Die CDU-Abgeordnete Elisabeth Winkelmeier-Becker machte allerdings klar, eine Reform des 219a sei von CDU und CSU nicht gewünscht. Es sei lediglich verboten, dass Ärzte, die die Eingriffe durchführten, dafür Werbung betrieben, es gebe sonst für Frauen und Ärzte "keine Stolpersteine", weil klar sei, dass "das Kind nur mit der Mutter geschützt werden kann und nicht gegen sie". Derzeit sprächen zwei Minister der Union mit zwei Ministerinnen der SPD über das Thema.
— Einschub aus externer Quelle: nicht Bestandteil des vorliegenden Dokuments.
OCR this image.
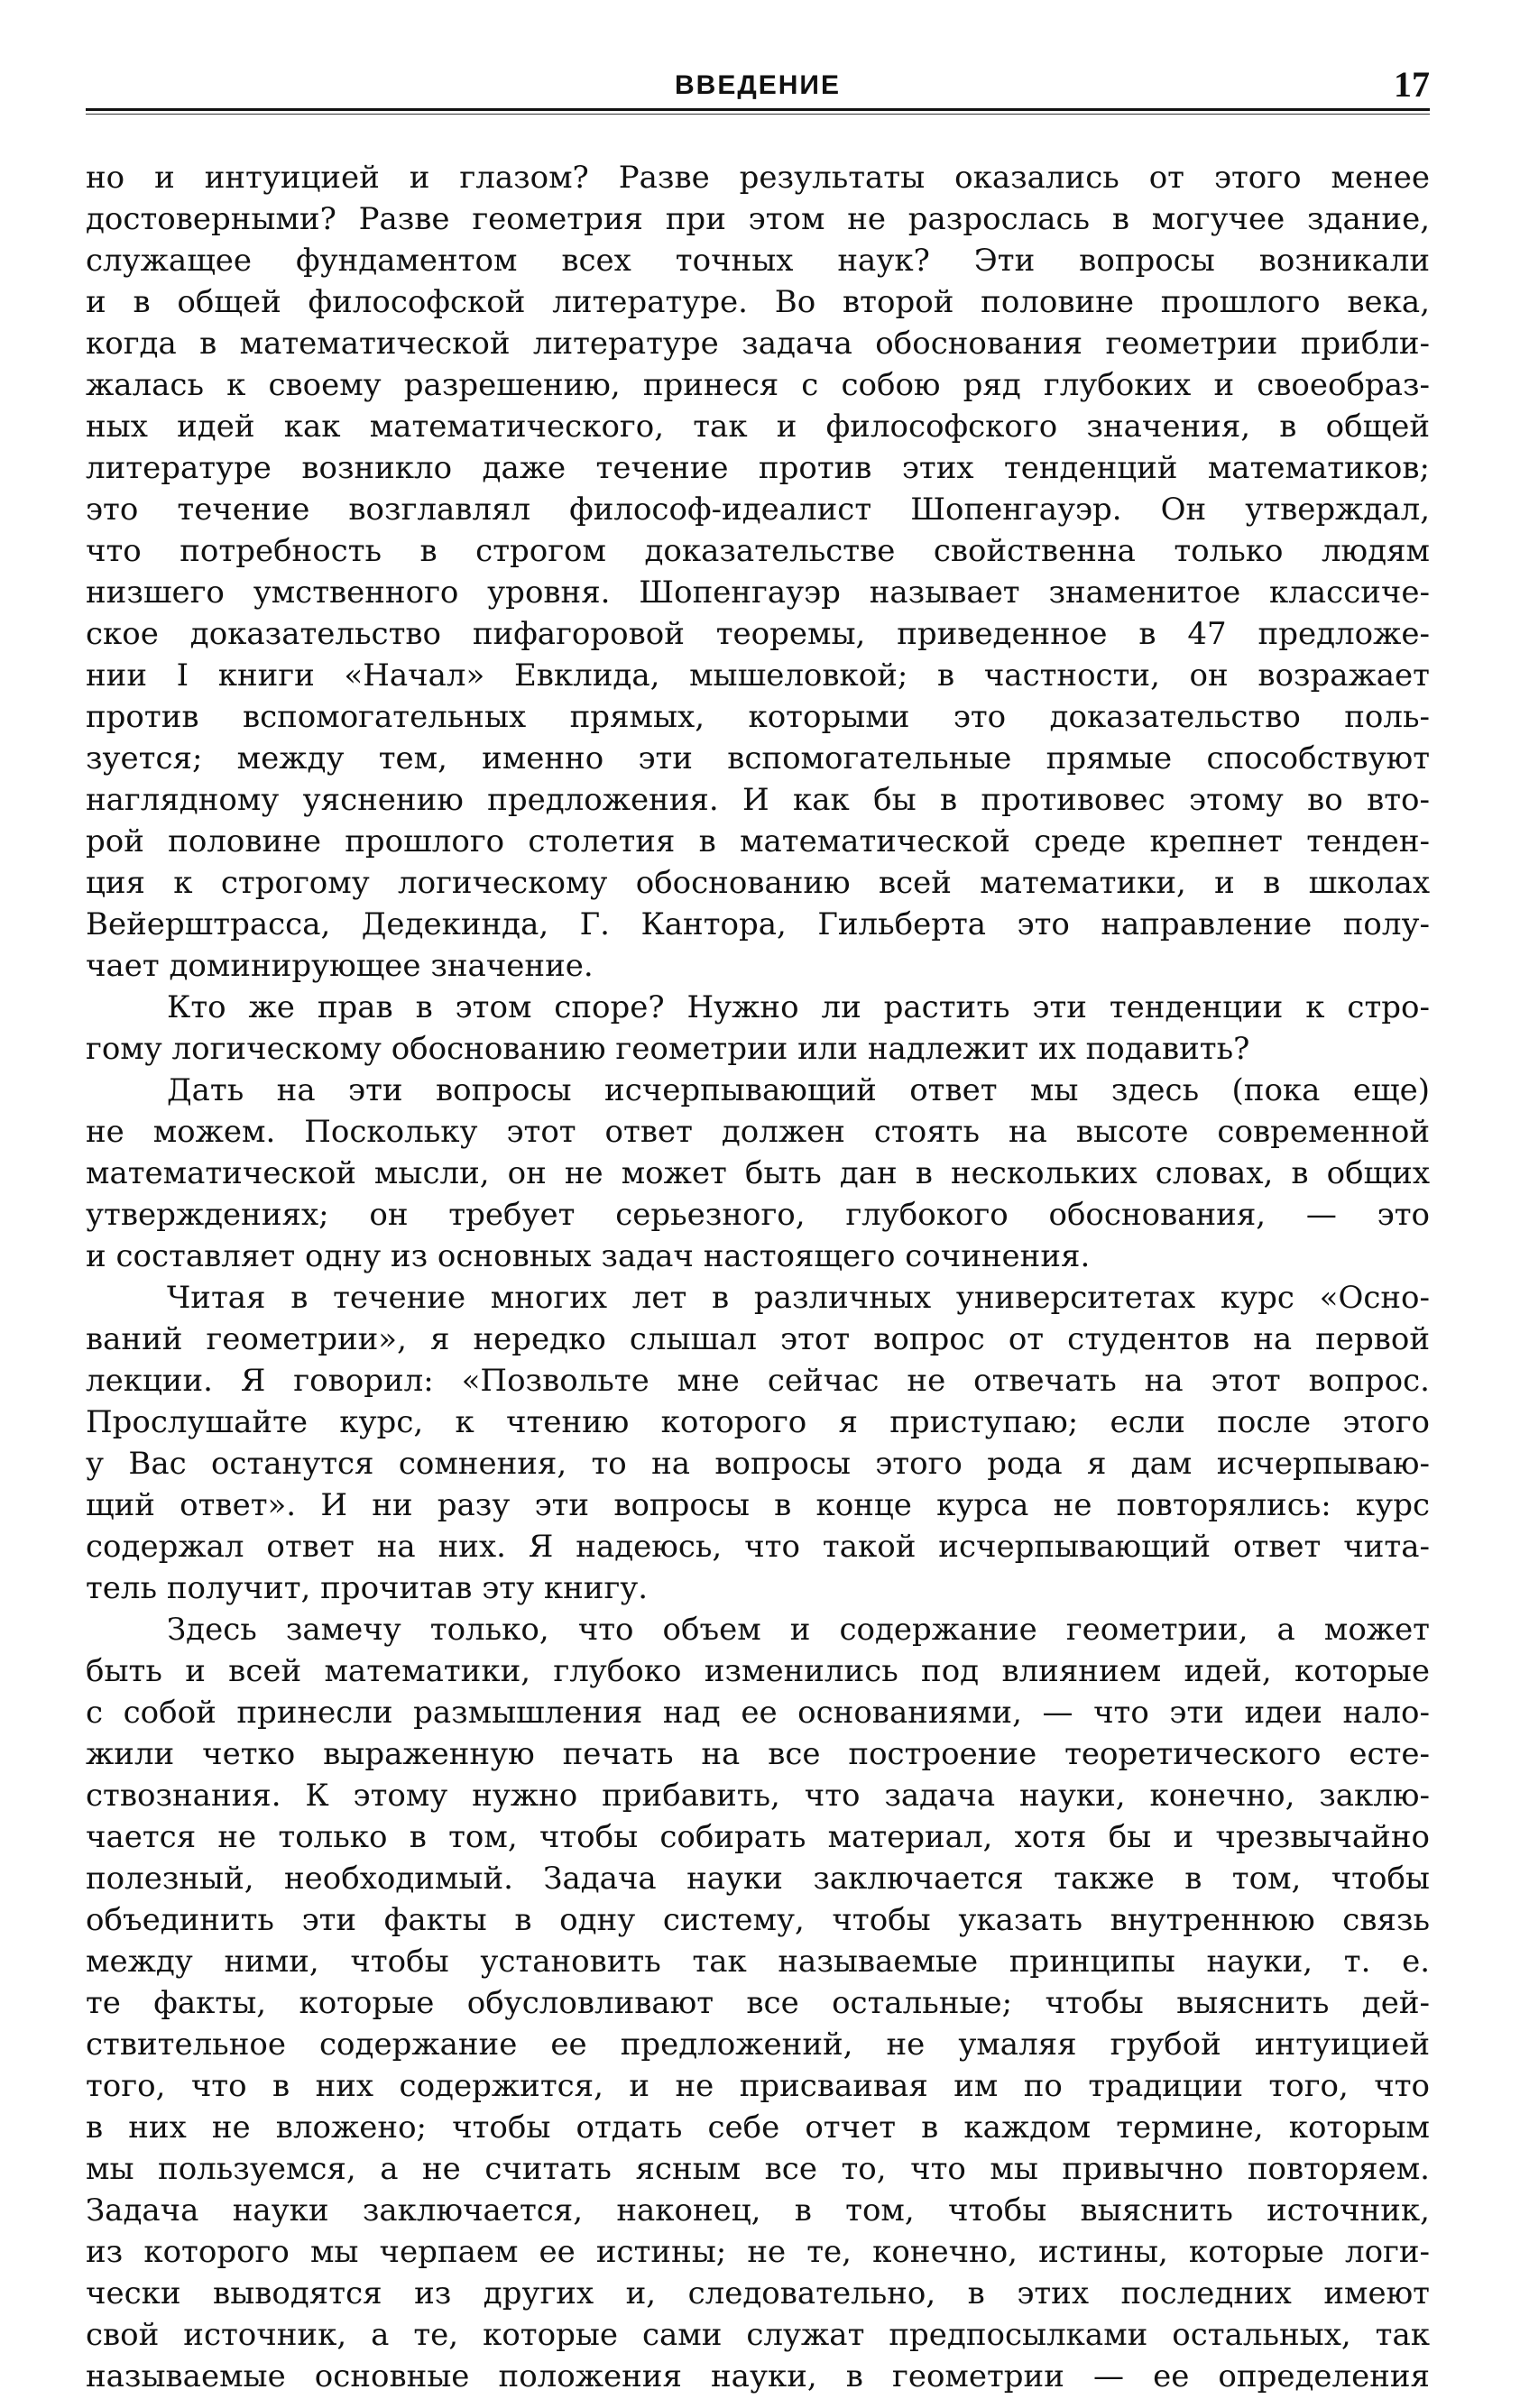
ВВЕДЕНИЕ	17
но и интуицией и глазом? Разве результаты оказались от этого менее
достоверными? Разве геометрия при этом не разрослась в могучее здание,
служащее фундаментом всех точных наук? Эти вопросы возникали
и в общей философской литературе. Во второй половине прошлого века,
когда в математической литературе задача обоснования геометрии прибли-
жалась к своему разрешению, принеся с собою ряд глубоких и своеобраз-
ных идей как математического, так и философского значения, в общей
литературе возникло даже течение против этих тенденций математиков;
это течение возглавлял философ-идеалист Шопенгауэр. Он утверждал,
что потребность в строгом доказательстве свойственна только людям
низшего умственного уровня. Шопенгауэр называет знаменитое классиче-
ское доказательство пифагоровой теоремы, приведенное в 47 предложе-
нии I книги «Начал» Евклида, мышеловкой; в частности, он возражает
против вспомогательных прямых, которыми это доказательство поль-
зуется; между тем, именно эти вспомогательные прямые способствуют
наглядному уяснению предложения. И как бы в противовес этому во вто-
рой половине прошлого столетия в математической среде крепнет тенден-
ция к строгому логическому обоснованию всей математики, и в школах
Вейерштрасса, Дедекинда, Г. Кантора, Гильберта это направление полу-
чает доминирующее значение.
Кто же прав в этом споре? Нужно ли растить эти тенденции к стро-
гому логическому обоснованию геометрии или надлежит их подавить?
Дать на эти вопросы исчерпывающий ответ мы здесь (пока еще)
не можем. Поскольку этот ответ должен стоять на высоте современной
математической мысли, он не может быть дан в нескольких словах, в общих
утверждениях; он требует серьезного, глубокого обоснования, — это
и составляет одну из основных задач настоящего сочинения.
Читая в течение многих лет в различных университетах курс «Осно-
ваний геометрии», я нередко слышал этот вопрос от студентов на первой
лекции. Я говорил: «Позвольте мне сейчас не отвечать на этот вопрос.
Прослушайте курс, к чтению которого я приступаю; если после этого
у Вас останутся сомнения, то на вопросы этого рода я дам исчерпываю-
щий ответ». И ни разу эти вопросы в конце курса не повторялись: курс
содержал ответ на них. Я надеюсь, что такой исчерпывающий ответ чита-
тель получит, прочитав эту книгу.
Здесь замечу только, что объем и содержание геометрии, а может
быть и всей математики, глубоко изменились под влиянием идей, которые
с собой принесли размышления над ее основаниями, — что эти идеи нало-
жили четко выраженную печать на все построение теоретического есте-
ствознания. К этому нужно прибавить, что задача науки, конечно, заклю-
чается не только в том, чтобы собирать материал, хотя бы и чрезвычайно
полезный, необходимый. Задача науки заключается также в том, чтобы
объединить эти факты в одну систему, чтобы указать внутреннюю связь
между ними, чтобы установить так называемые принципы науки, т. е.
те факты, которые обусловливают все остальные; чтобы выяснить дей-
ствительное содержание ее предложений, не умаляя грубой интуицией
того, что в них содержится, и не присваивая им по традиции того, что
в них не вложено; чтобы отдать себе отчет в каждом термине, которым
мы пользуемся, а не считать ясным все то, что мы привычно повторяем.
Задача науки заключается, наконец, в том, чтобы выяснить источник,
из которого мы черпаем ее истины; не те, конечно, истины, которые логи-
чески выводятся из других и, следовательно, в этих последних имеют
свой источник, а те, которые сами служат предпосылками остальных, так
называемые основные положения науки, в геометрии — ее определения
Schutz des Lebens Gegen eine Reform ist die AfD. Jens Maier (AfD) sagte, Linken und Grünen gehe es um einen grundsätzlichen Angriff auf die bestehende Regelung zum Schwangerschaftsabbruch mit dem Ziel, eine "kalte Fristenlösung" einzuführen. Auch der Antrag der FDP sei eine "Mogelpackung", weil er gleichbedeutend mit der Abschaffung des 219a sei. Seine Fraktion sei dagegen, am "Strafrechtsschutz für das ungeborene Leben" zu rütteln, der in den vergangenen Jahren immer wieder verfassungsrechtlich bestätigt worden sei. Nötig sei eine "Politik der klaren Haltung".

Innerhalb der Bundesregierung wurde vereinbart, dass das Justizministerium einen Vorschlag für eine Regelung vorlegen soll. Kristina Hänel will nun Revision gegen das Urteil beim Oberlandesgericht einlegen und zur Not bis vor das Bundesverfassungsgericht gehen.